You spend your early life learning that the things you see, hear, feel, etc., mean something. You learn to interpret that a smile on someone’s face means that they are pleased with you, and a frown or sharp word means that you have done something wrong.
You become so used to associating meaning to what you observe, that you carry those connections into adulthood, never realizing that the same signals may now mean different things. A smile now may be simply a social cover-up to hide someone’s true feelings, a frown may mean someone is concentrating, and a sharp word may mean that someone is upset with something that has no relationship to you.
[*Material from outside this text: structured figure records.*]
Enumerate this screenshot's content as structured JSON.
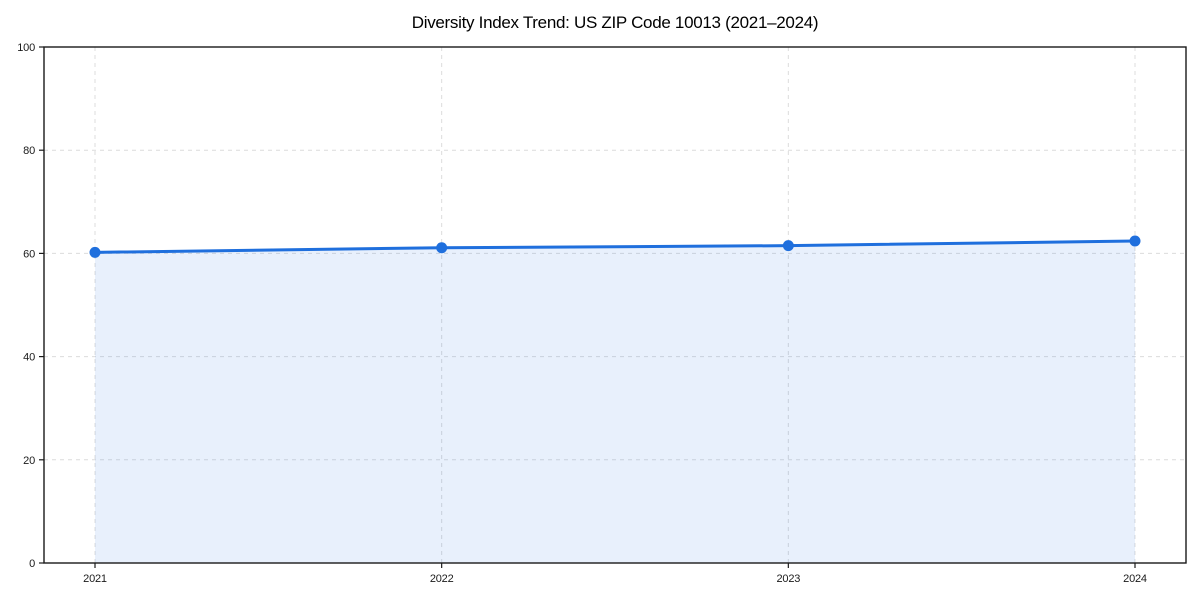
{
  "chart": {
    "title": "Diversity Index Trend: US ZIP Code 10013 (2021–2024)"
  },
  "chart_data": {
    "type": "line",
    "title": "Diversity Index Trend: US ZIP Code 10013 (2021–2024)",
    "x": [
      2021,
      2022,
      2023,
      2024
    ],
    "xtick_labels": [
      "2021",
      "2022",
      "2023",
      "2024"
    ],
    "series": [
      {
        "name": "Diversity Index",
        "values": [
          60.2,
          61.1,
          61.5,
          62.4
        ]
      }
    ],
    "xlabel": "",
    "ylabel": "",
    "ylim": [
      0,
      100
    ],
    "yticks": [
      0,
      20,
      40,
      60,
      80,
      100
    ],
    "grid": true,
    "grid_style": "dashed",
    "legend_position": "none",
    "area_fill": true,
    "marker": "circle",
    "colors": {
      "line": "#1f6fdd",
      "marker": "#1f6fdd",
      "area_fill": "rgba(31,111,221,0.10)",
      "grid": "#dcdcdc",
      "spine": "#1a1a1a",
      "tick_label": "#1a1a1a",
      "title": "#000000",
      "background": "#ffffff"
    }
  }
}
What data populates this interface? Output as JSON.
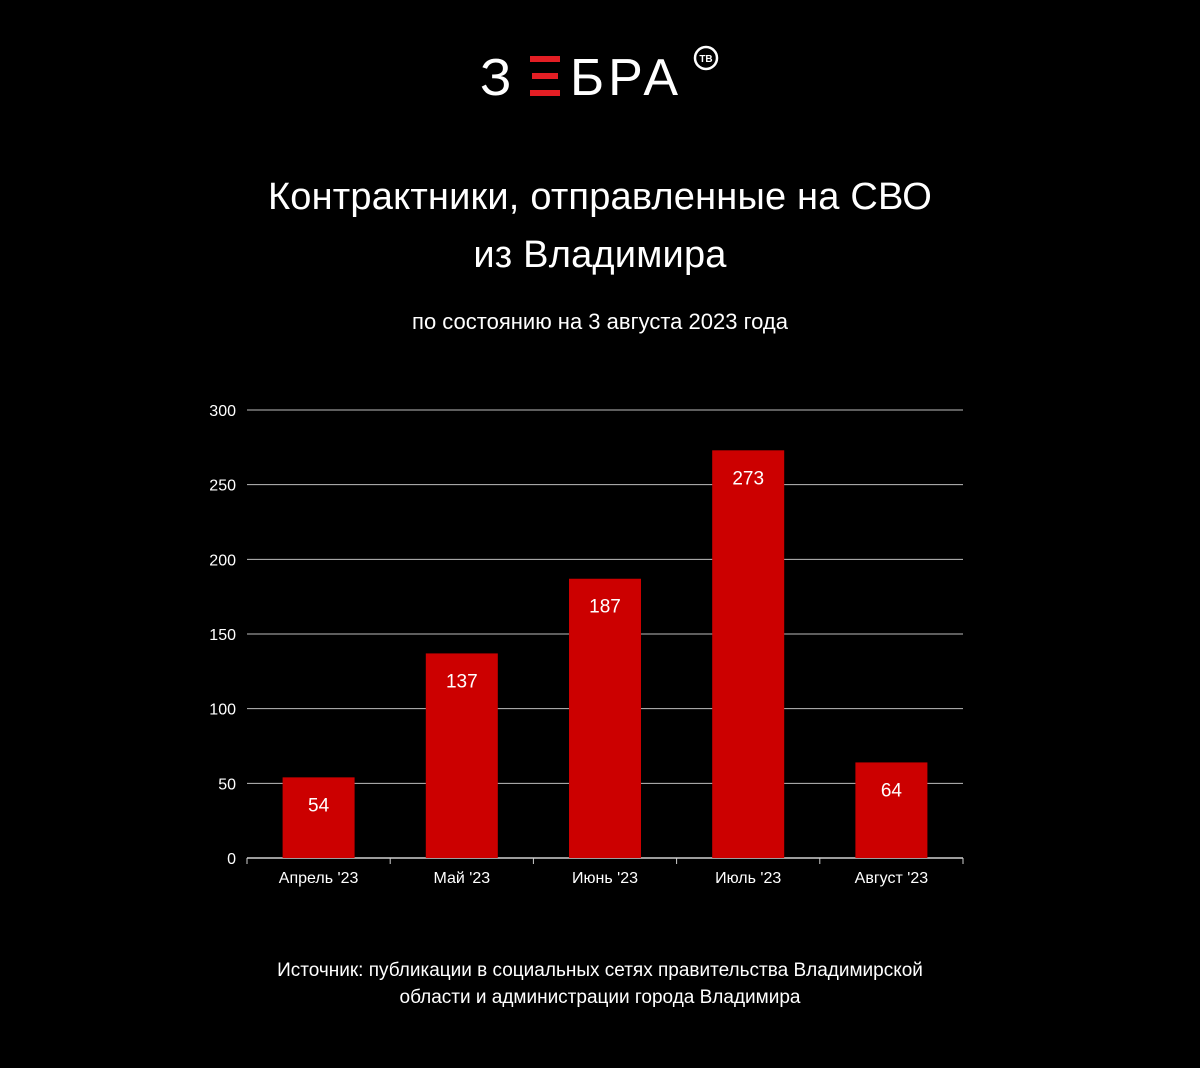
{
  "logo": {
    "text_left": "З",
    "text_mid": "Е",
    "text_right": "БРА",
    "badge": "ТВ",
    "accent_color": "#e31e24"
  },
  "chart_data": {
    "type": "bar",
    "title": "Контрактники, отправленные на СВО из Владимира",
    "title_lines": [
      "Контрактники, отправленные на СВО",
      "из Владимира"
    ],
    "subtitle": "по состоянию на 3 августа 2023 года",
    "categories": [
      "Апрель '23",
      "Май '23",
      "Июнь '23",
      "Июль '23",
      "Август '23"
    ],
    "values": [
      54,
      137,
      187,
      273,
      64
    ],
    "ylim": [
      0,
      300
    ],
    "yticks": [
      0,
      50,
      100,
      150,
      200,
      250,
      300
    ],
    "xlabel": "",
    "ylabel": "",
    "grid": true,
    "legend": "none",
    "bar_color": "#cc0000",
    "background": "#000000"
  },
  "source": {
    "line1": "Источник: публикации в социальных сетях правительства Владимирской",
    "line2": "области и администрации города Владимира"
  }
}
A video camera might accurately record and validate what you observe, however, you can only guess (or ask the other person) whether or not your interpretations are correct.
* Assume that, at any given moment, you and others are doing the best you can to get what you need, given the knowledge and resources available at that moment.
Only a few people learn to recognize what they want and gracefully and skillfully communicate that information to others. The rest of us just bumble along doing the best we can. Often our behavior is unskillful, and we inadvertently hurt others in our quest to take care of ourselves.
Of course, some people are belligerent, and seem to deliberately go out of their way to hurt others. Looking more deeply, you may see how they, too, do not know of any other options for themselves.
You still need to take appropriate precautions in your life. However, approaching situations with this attitude will make it possible for you to examine many otherwise hidden options for creating truthful relationships.
* Decide what you hope to accomplish by telling the truth.
It helps to remember that your truth may not be the same as somebody else’s truth. Often the reason you want another to know your truth is because you want them to behave differently. Sometimes you just want to be heard and understood.
Knowing what you want to accomplish will help you design your communication more skillfully, so that you are more likely to accomplish your goal.